Supply Chain Optimization through the Eyes of a Receiving Dock


A few years ago, we were asked to assist a large apparel retailer with their supply-chain strategy. We toured the main distribution center during one of the initial visits. I noticed that the receiving dock looked especially full. I asked the manager what the dock-to-stock-time was. He proudly shared that it was 96 hours. I shared that our benchmarking showed that 24 hours was a norm, 8 hours was above average, and a few hours was world class.


The manager was somewhat defensive and said that the company had looked into systems required to reduce dock-to-stock-time but could never produce an acceptable return on investment (ROI). I asked how much inventory was sitting on the dock. It was $8 million worth of inventory. I asked the man­ager what range of investment proposals the company had received for the material-handling systems required to help reduce company cycle time to 24 hours. Quotes were in the range of $2 million. I did some quick math and calculated that by reducing their dock-to-stock-time by 75 percent, the company could reduce its inventory by $6 million.

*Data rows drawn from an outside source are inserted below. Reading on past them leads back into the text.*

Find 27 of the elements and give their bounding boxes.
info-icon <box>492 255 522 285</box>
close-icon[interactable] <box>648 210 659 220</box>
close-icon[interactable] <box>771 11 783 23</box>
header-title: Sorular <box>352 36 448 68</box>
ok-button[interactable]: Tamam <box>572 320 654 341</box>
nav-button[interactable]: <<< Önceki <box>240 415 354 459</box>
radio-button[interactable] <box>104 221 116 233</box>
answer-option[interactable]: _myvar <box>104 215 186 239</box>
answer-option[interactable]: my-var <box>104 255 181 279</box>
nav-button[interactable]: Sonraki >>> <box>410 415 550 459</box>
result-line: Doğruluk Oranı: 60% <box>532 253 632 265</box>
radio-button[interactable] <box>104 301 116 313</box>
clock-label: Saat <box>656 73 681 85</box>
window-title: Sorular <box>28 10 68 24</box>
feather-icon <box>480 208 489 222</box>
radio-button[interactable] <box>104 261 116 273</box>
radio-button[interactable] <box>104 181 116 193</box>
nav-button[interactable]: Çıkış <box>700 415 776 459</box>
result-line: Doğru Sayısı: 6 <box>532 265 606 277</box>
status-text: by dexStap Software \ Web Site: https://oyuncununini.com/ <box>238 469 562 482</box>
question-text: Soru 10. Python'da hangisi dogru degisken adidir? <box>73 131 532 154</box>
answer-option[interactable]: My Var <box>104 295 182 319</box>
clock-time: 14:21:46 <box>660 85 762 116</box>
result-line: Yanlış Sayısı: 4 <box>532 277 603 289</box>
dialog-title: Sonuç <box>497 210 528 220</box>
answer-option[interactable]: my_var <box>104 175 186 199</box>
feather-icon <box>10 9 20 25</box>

I then asked, “Wouldn’t it make sense to spend $2 million to take $6 million out of inventory or to reduce inventory carrying costs by $2 million per year at the 33 percent inventory carrying rate?” The manager shared that the company had only tried to compute an ROI based on labor savings alone and had not considered inventory savings. This reconsideration launched one of the nation’s most successful supply chain strategies.